Legal recreational marijuana: a view from the trenches
Last December, the state of Michigan declared it legal for anyone over 21 to possess and use — with some restrictions — up to 2½ ounces of marijuana for recreational purposes. That’s the equivalent of about 160 joints of a half-gram each.
The state Licensing and Regulatory Affairs Department still has a half-year before it must even entertain applications from those hoping to sell the drug to nonmedical users.
In the meantime, marijuana is legal to use on the state level, but it can’t be sold. However, it’s still a federal offense to possess or use cannabis. It is not allowed on federal property or in public spaces, public universities included.
As someone who goes to work every day and sees men literally dying in their struggles to overcome addictions, I think we need to adopt the federal no-tolerance policy when it comes to marijuana.
If I were to round up the 500 gentlemen that our initiatives have served since I came aboard Guiding Light about a decade ago, most would shudder and point to weed as the portal through which they descended into a living hell.
Does this mean it’s the gateway drug? To them, yes.

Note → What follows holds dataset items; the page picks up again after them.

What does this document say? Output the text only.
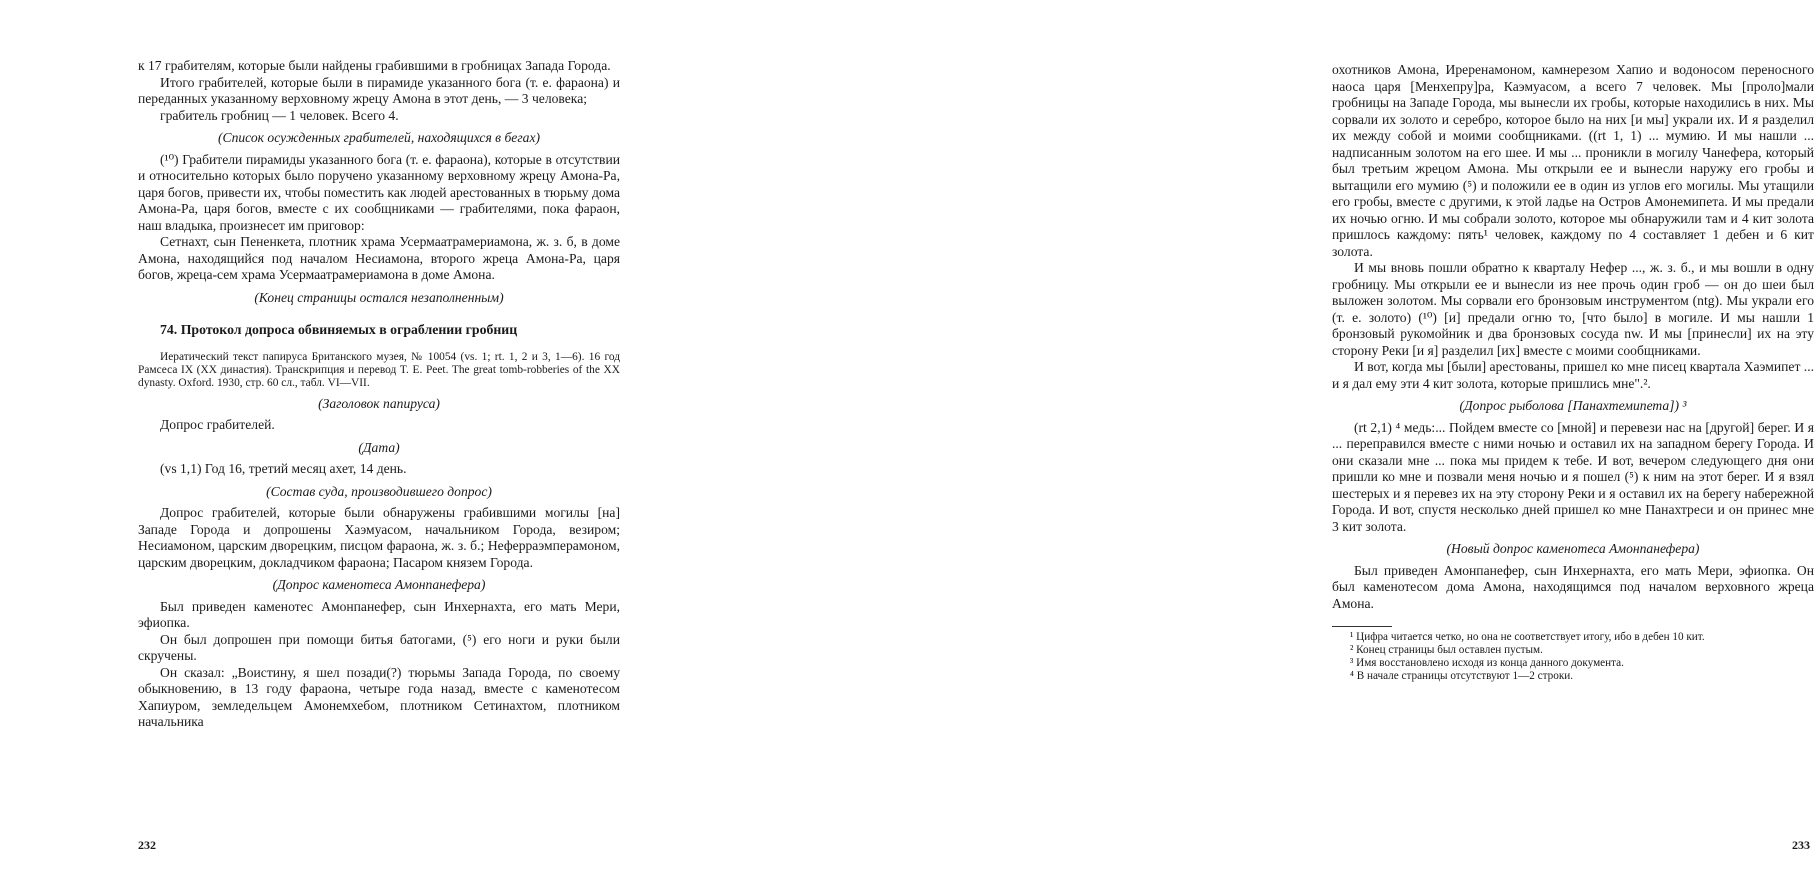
к 17 грабителям, которые были найдены грабившими в гробницах Запада Города.

Итого грабителей, которые были в пирамиде указанного бога (т. е. фараона) и переданных указанному верховному жрецу Амона в этот день, — 3 человека;

грабитель гробниц — 1 человек. Всего 4.

(Список осужденных грабителей, находящихся в бегах)

(¹⁰) Грабители пирамиды указанного бога (т. е. фараона), которые в отсутствии и относительно которых было поручено указанному верховному жрецу Амона-Ра, царя богов, привести их, чтобы поместить как людей арестованных в тюрьму дома Амона-Ра, царя богов, вместе с их сообщниками — грабителями, пока фараон, наш владыка, произнесет им приговор:

Сетнахт, сын Пененкета, плотник храма Усермаатрамериамона, ж. з. б, в доме Амона, находящийся под началом Несиамона, второго жреца Амона-Ра, царя богов, жреца-сем храма Усермаатрамериамона в доме Амона.

(Конец страницы остался незаполненным)

74. Протокол допроса обвиняемых в ограблении гробниц

Иератический текст папируса Британского музея, № 10054 (vs. 1; rt. 1, 2 и 3, 1—6). 16 год Рамсеса IX (XX династия). Транскрипция и перевод T. E. Peet. The great tomb-robberies of the XX dynasty. Oxford. 1930, стр. 60 сл., табл. VI—VII.

(Заголовок папируса)

Допрос грабителей.

(Дата)

(vs 1,1) Год 16, третий месяц ахет, 14 день.

(Состав суда, производившего допрос)

Допрос грабителей, которые были обнаружены грабившими могилы [на] Западе Города и допрошены Хаэмуасом, начальником Города, везиром; Несиамоном, царским дворецким, писцом фараона, ж. з. б.; Неферраэмперамоном, царским дворецким, докладчиком фараона; Пасаром князем Города.

(Допрос каменотеса Амонпанефера)

Был приведен каменотес Амонпанефер, сын Инхернахта, его мать Мери, эфиопка.

Он был допрошен при помощи битья батогами, (⁵) его ноги и руки были скручены.

Он сказал: „Воистину, я шел позади(?) тюрьмы Запада Города, по своему обыкновению, в 13 году фараона, четыре года назад, вместе с каменотесом Хапиуром, земледельцем Амонемхебом, плотником Сетинахтом, плотником начальника

232

охотников Амона, Иреренамоном, камнерезом Хапио и водоносом переносного наоса царя [Менхепру]ра, Каэмуасом, а всего 7 человек. Мы [проло]мали гробницы на Западе Города, мы вынесли их гробы, которые находились в них. Мы сорвали их золото и серебро, которое было на них [и мы] украли их. И я разделил их между собой и моими сообщниками. ((rt 1, 1) ... мумию. И мы нашли ... надписанным золотом на его шее. И мы ... проникли в могилу Чанефера, который был третьим жрецом Амона. Мы открыли ее и вынесли наружу его гробы и вытащили его мумию (⁵) и положили ее в один из углов его могилы. Мы утащили его гробы, вместе с другими, к этой ладье на Остров Амонемипета. И мы предали их ночью огню. И мы собрали золото, которое мы обнаружили там и 4 кит золота пришлось каждому: пять¹ человек, каждому по 4 составляет 1 дебен и 6 кит золота.

И мы вновь пошли обратно к кварталу Нефер ..., ж. з. б., и мы вошли в одну гробницу. Мы открыли ее и вынесли из нее прочь один гроб — он до шеи был выложен золотом. Мы сорвали его бронзовым инструментом (ntg). Мы украли его (т. е. золото) (¹⁰) [и] предали огню то, [что было] в могиле. И мы нашли 1 бронзовый рукомойник и два бронзовых сосуда nw. И мы [принесли] их на эту сторону Реки [и я] разделил [их] вместе с моими сообщниками.

И вот, когда мы [были] арестованы, пришел ко мне писец квартала Хаэмипет ... и я дал ему эти 4 кит золота, которые пришлись мне".².

(Допрос рыболова [Панахтемипета]) ³

(rt 2,1) ⁴ медь:... Пойдем вместе со [мной] и перевези нас на [другой] берег. И я ... переправился вместе с ними ночью и оставил их на западном берегу Города. И они сказали мне ... пока мы придем к тебе. И вот, вечером следующего дня они пришли ко мне и позвали меня ночью и я пошел (⁵) к ним на этот берег. И я взял шестерых и я перевез их на эту сторону Реки и я оставил их на берегу набережной Города. И вот, спустя несколько дней пришел ко мне Панахтреси и он принес мне 3 кит золота.

(Новый допрос каменотеса Амонпанефера)

Был приведен Амонпанефер, сын Инхернахта, его мать Мери, эфиопка. Он был каменотесом дома Амона, находящимся под началом верховного жреца Амона.

¹ Цифра читается четко, но она не соответствует итогу, ибо в дебен 10 кит.

² Конец страницы был оставлен пустым.

³ Имя восстановлено исходя из конца данного документа.

⁴ В начале страницы отсутствуют 1—2 строки.

233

But I’m savvy enough to accept that a more meaningful model of liability also takes into account the ZIP code in which you live, the family in which you were raised, the friends you frequent and the availability of all other drugs — alcohol included — especially during your formative years.
As we continue to wrap our minds around weed, I want to stress what principled researchers tend to agree on: That there is not a mountain of hard evidence supporting marijuana as a safe recreational drug. There is hearsay and anecdotal information for both sides. But the U.S. Surgeon General recently reported that no amount of the drug is safe for teens, young adults and pregnant women. And the federal government still classifies cannabis in the same category as LSD and heroin, a Schedule 1 drug that has no medical value and is “highly addictive.” All of which makes it difficult to secure funding and break through the red tape that restricts its study.
Few, if any, arguments to use marijuana make it a healthy choice to help advance yourself as a contributing member of society — unless you’re advocating it for legitimate medicinal use, which I support.
Who is to blame? In part, my own generation — we boomers — who have been singing weed’s praises for our own edification because some of us are selfish and self-serving. We don’t or won’t see weed for the long-term problems it’s capable of causing.
Let’s be real: Arguing marijuana is like quoting Scripture. You can find a passage pro or con to support what it is you want to do. And what you and I intend to do is not always connected to what our psyches inform us as being right.
Perhaps worse is defending weed as being OK since you haven’t been adversely affected.
Let me introduce a frightening word into that seemingly innocuous equation: yet.
Stuart Ray is executive director for Guiding Light Mission.